Most of these are offered as security tokens due to the nature of transactions involving the underlying assets. They are mostly issued through the Equity Tokens Offer (ETO).
- They could be backed at any ratio depending on the issuer.
- Precious metal-backed tokens include PAXG and DGX which are backed by gold. Read more on other gold-backed tokens from our other tutorial.
- Company share-backed tokens allow tokenizing of company shares and trading them on crypto exchanges. Examples include Quadrant Token which tokenizes the Quadrant Biosciences Inc equity, Neufund, The Elephant Private Equity Coin, Slice, Document, BFToken, The Dao, and RRT Token
- Tokenized commodity tokens are also known as crypto commodities represent the value of commodities and allow tokenization and trading of oil, natural gas, renewable energy, wheat, sugar, etc.
Examples of asset-backed tokens: OilCoin which tokenizes barrels of oil held in reserve, Petroleum Coin, Ziyen Inc Oil token, etc. The Energy Web Token (EWT) tokenized energy, Green Energy Token by WPP, etc. Wheat Token Coin for wheat tokenization, etc.
#9) Privacy tokens
As the name suggests, these are cryptocurrencies used for privacy applications because their code encourages better privacy than would Bitcoin and mainstream crypto.
There are many reasons one would need better privacy in crypto transactions – first as a right to privacy, security investigations, and highly sensitive transactions, although they are also used for crime and scams.
- These cryptocurrencies incorporate different methods of ensuring transaction privacy, e.g. coin mixing, anonymity techniques like CoinJoin, and offline transactions. This is in addition to techniques employed in mainstream crypto e.g. lack of tying real-world names with crypto addresses and blockchain encryption.
Examples of privacy tokens: Monero, Zcash, Dash, Horizen, Beam, and Verge.
Conclusion
Here, we discussed all the different types of cryptocurrency. For those asking how many types of cryptocurrency are there, we have listed 9 common types. Of all types of cryptocurrencies, the main ones are payment tokens.

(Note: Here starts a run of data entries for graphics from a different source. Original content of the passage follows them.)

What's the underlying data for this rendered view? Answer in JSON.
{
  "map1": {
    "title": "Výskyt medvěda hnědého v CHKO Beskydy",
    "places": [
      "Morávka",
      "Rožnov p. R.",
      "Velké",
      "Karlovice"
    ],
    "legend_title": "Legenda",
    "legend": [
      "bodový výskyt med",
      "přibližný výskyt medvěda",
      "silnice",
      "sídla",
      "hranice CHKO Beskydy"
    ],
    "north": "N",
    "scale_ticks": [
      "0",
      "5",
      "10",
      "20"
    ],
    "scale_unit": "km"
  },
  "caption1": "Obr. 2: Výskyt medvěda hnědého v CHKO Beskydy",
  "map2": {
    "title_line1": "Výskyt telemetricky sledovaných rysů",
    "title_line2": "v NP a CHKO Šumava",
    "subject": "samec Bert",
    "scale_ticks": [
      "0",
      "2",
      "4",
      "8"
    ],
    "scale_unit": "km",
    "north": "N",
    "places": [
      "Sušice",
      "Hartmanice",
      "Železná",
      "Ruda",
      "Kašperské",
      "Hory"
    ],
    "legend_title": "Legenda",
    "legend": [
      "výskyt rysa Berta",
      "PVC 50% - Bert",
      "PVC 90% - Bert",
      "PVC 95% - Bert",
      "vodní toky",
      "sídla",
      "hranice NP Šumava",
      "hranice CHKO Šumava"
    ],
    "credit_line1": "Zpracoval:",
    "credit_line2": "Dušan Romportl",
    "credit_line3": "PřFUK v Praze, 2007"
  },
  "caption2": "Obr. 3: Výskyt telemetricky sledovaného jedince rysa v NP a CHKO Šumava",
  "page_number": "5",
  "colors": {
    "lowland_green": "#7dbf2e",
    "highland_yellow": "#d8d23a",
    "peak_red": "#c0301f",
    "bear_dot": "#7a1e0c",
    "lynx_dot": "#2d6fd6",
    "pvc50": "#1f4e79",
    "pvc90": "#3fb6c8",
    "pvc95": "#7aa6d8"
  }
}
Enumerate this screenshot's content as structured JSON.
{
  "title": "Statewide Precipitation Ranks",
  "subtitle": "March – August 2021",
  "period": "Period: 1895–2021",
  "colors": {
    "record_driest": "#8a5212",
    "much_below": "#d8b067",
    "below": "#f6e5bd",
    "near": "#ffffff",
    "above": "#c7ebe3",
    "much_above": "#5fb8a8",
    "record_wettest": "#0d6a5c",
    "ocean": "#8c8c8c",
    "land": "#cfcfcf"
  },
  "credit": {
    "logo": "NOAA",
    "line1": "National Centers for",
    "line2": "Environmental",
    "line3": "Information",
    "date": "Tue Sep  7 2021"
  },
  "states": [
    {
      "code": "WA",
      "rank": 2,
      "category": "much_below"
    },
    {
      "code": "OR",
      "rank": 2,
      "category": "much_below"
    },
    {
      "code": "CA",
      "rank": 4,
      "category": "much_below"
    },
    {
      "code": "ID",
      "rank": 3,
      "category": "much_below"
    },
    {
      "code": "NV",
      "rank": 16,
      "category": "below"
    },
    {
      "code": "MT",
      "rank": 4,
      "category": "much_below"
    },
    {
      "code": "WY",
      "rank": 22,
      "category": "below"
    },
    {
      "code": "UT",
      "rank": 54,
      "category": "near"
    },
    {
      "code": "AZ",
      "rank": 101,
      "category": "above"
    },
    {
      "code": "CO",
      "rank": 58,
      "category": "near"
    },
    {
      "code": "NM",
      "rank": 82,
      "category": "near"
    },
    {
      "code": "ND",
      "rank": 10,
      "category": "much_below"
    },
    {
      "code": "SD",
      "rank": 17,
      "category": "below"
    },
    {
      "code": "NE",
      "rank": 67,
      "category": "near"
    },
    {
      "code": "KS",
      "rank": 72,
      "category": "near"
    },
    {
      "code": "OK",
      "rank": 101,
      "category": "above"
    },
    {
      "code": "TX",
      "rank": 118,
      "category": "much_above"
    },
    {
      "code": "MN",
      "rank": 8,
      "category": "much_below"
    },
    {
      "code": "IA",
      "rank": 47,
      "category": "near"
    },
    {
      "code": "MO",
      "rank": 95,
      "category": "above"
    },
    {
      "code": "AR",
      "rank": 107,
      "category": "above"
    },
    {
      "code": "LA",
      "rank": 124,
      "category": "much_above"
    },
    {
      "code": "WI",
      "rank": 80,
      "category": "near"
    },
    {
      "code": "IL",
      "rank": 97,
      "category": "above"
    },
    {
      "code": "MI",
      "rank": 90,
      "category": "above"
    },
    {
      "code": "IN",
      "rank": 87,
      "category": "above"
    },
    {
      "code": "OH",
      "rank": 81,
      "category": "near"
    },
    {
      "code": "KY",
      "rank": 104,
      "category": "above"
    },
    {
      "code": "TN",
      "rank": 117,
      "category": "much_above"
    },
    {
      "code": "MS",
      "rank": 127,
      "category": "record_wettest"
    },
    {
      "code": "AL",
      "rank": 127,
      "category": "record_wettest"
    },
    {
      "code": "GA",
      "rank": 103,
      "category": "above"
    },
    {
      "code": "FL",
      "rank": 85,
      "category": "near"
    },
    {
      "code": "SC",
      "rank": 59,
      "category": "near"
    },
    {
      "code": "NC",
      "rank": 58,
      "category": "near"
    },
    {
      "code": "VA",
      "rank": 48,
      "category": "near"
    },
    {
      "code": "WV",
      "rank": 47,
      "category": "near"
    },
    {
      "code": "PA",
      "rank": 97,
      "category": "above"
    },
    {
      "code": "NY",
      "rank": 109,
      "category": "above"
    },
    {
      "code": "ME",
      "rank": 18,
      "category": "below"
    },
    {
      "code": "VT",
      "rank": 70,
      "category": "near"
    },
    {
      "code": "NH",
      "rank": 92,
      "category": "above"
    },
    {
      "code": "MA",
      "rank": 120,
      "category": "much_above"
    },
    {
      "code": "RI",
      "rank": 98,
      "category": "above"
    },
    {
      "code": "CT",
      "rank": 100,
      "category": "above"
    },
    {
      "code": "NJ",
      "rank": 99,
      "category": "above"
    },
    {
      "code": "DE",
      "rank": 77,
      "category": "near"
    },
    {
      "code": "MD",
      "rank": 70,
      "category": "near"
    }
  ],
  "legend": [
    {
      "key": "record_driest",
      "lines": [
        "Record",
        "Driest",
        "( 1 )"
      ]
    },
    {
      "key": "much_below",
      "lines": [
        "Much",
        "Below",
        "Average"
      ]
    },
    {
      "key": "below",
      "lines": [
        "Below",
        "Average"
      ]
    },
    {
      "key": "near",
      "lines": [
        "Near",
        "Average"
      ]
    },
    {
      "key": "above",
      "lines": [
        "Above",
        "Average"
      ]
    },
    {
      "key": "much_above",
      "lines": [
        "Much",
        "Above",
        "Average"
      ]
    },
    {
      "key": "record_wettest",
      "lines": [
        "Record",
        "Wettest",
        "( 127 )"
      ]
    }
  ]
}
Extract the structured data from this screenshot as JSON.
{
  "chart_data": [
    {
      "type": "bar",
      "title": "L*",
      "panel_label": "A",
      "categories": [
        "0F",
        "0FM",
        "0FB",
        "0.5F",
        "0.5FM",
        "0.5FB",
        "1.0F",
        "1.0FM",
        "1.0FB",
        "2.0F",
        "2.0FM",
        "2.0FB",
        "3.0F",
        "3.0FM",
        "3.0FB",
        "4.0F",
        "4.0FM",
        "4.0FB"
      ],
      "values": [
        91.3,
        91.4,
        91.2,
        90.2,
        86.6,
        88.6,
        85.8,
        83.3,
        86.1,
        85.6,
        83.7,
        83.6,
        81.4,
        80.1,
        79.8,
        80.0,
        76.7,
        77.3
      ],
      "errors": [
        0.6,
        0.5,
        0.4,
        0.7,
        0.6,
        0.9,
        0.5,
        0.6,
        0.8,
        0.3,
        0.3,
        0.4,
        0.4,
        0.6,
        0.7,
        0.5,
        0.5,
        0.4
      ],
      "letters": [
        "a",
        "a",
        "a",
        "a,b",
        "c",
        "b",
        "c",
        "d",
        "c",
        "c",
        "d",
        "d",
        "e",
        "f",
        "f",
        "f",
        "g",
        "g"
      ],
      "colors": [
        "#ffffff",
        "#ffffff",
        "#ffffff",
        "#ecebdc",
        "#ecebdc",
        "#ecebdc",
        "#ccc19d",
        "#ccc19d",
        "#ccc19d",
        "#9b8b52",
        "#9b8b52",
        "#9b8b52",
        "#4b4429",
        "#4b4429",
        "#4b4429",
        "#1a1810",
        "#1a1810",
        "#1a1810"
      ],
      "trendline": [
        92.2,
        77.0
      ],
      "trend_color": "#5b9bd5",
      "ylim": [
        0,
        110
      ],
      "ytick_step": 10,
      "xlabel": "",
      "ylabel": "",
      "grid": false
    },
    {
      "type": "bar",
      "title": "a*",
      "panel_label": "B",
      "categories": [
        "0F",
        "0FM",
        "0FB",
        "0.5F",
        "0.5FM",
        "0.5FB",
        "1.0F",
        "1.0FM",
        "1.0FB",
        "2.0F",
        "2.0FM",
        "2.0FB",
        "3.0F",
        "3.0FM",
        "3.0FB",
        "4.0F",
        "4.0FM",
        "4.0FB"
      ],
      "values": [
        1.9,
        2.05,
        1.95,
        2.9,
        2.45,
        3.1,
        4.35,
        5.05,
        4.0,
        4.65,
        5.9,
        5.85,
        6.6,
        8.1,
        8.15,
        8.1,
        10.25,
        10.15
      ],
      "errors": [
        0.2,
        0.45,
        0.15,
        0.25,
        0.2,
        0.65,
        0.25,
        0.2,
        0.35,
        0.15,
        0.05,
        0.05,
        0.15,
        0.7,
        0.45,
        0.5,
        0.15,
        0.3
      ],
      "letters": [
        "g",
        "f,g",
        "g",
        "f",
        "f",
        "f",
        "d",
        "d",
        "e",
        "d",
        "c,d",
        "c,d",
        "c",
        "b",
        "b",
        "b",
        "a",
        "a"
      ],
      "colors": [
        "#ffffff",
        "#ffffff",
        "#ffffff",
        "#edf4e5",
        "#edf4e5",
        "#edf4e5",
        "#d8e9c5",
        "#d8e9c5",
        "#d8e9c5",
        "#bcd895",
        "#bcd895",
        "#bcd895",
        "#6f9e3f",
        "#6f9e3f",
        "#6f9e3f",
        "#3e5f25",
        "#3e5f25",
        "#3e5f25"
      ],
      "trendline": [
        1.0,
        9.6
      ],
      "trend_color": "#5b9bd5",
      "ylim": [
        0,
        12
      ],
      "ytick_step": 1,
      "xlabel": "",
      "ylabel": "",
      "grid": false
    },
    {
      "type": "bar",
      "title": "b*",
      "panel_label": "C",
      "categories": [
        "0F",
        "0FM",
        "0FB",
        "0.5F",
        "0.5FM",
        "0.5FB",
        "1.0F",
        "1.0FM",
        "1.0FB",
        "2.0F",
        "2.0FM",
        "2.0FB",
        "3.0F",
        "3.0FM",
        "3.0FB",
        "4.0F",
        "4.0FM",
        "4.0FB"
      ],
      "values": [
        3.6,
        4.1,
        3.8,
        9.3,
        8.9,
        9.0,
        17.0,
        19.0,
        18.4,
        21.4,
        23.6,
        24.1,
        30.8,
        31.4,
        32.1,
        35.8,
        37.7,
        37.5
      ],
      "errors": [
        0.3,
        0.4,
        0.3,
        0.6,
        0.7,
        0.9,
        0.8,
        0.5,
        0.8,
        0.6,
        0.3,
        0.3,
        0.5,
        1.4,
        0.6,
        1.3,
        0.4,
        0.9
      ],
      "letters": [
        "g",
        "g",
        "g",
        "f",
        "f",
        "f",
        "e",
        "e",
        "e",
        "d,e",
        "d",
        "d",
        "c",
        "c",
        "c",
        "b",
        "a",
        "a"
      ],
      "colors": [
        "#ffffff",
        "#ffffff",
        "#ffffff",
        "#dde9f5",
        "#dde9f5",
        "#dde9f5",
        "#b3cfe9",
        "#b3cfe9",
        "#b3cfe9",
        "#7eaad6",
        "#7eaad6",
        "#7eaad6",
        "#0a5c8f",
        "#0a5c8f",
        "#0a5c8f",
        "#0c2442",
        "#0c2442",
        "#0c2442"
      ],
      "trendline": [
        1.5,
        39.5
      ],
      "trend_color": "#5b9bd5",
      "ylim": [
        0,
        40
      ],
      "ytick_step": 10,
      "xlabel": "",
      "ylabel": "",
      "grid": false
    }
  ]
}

Based on these categories, security tokens are the best to invest in, although basically all payment tokens are ideally fit for that purpose. Only that utility tokens are not backed by regulation and so no one to hold accountable if an investment goes bad.
If it is a scam, it would be known long before it goes far. Most utility token projects survive in the market based on keeping their word to their investors because that affects demand and usability or utility directly.